Evrimciler, insanın sözde evrimi hikayesini anlatırken, buldukları kafataslarının hacmini, kaş çıkıntılarını veya alın yapılarını öne sürerek, kendilerince evrimsel bir sıralama ve soy ağacı oluştururlar. Halbuki evrimcilerin ortaya koydukları kafataslarındaki yapısal farklılıklar evrime delil değildir. Çünkü bu kafataslarının bir kısmı soyu tükenmiş maymunlara, bir kısmı da geçmişte yaşamış farklı insan ırklarına aittir.
Farklı insan ırklarının farklı kafatası yapılarına sahip olmaları ise son derece doğaldır. Farklı balık türlerinin de farklı kafa şekilleri vardır. Örneğin, bir alabalığın kafa şekli bir yılan balığının kafa şekline benzemez. Ancak her ikisi de balıktır. Aynı şekilde, farklı insan ırklarının da kafatası yapıları arasında farklılıklar olabilir. Pigmelerle İngilizlerin, Ruslarla Çinlilerin, Aborjinlerle Eskimoların, zencilerle Japonların alın yapılarında, göz çukurlarında, kaş çıkıntılarında, kafatası hacimlerinde doğal olarak farklılıklar olacaktır. Ama bu farklılıklar, bir ırkın diğerinden türediği ya da bir ırkın diğerinden daha ilkel veya daha gelişmiş olduğu anlamına gelmez. Bir Aborjin soyu, bir başka soy ile karışmadığı sürece daima aynı özelliklerde kalacaktır. Ne kadar zaman geçerse geçsin, bu insanlar daha farklı özelliklere sahip olacak şekilde evrimleşmeyecek, kafatası hacimleri şu an olduğundan daha fazla büyümeyecek, farklı anatomik özelliklere sahip olmayacaklardır.

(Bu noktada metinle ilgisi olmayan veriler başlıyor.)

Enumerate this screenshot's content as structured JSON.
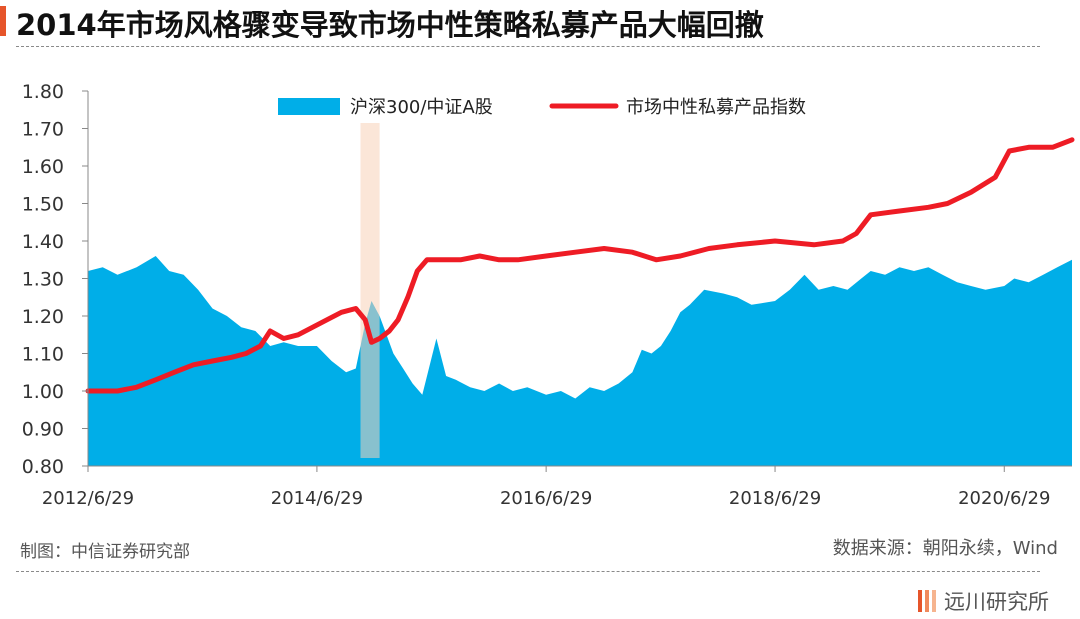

Örneğin, evrimcilerin sözde ilkel kabul ettikleri Homo Erectus kafataslarının sahip olduğu büyük kaş çıkıntılarına ve geriye doğru eğimli alın yapısına, günümüzde yaşayan bazı Malezya yerlileri de sahiptir. Eğer evrimcilerin iddiaları doğru olsaydı, söz konusu Malezya yerlilerinin de sözde "maymunluktan yeni çıkmış, tam gelişmemiş insan" yapısında ve görünümünde olmaları gerekirdi. Oysa böyle birşey söz konusu değildir. Homo Erectus'un kafatasının anatomik özelliklerinin günümüzde de görülmesi, hem Homo Erectus'un ilkel bir tür olmadığını hem de evrimcilerin "insanın soy ağacı" senaryosunun yalan olduğunu gösterir. Kısaca, geçmişte yaşamış olan bazı insan ırklarının günümüzde yaşayan insanlardan farklı anatomik yapıya sahip olmaları hiçbir şekilde evrime delil olamaz. Nitekim şu ana kadar bulunan insan kafatasları da Darwinizm'e büyük darbe indirmekte ve Yaratılış gerçeğini bir kere daha doğrulamaktadır.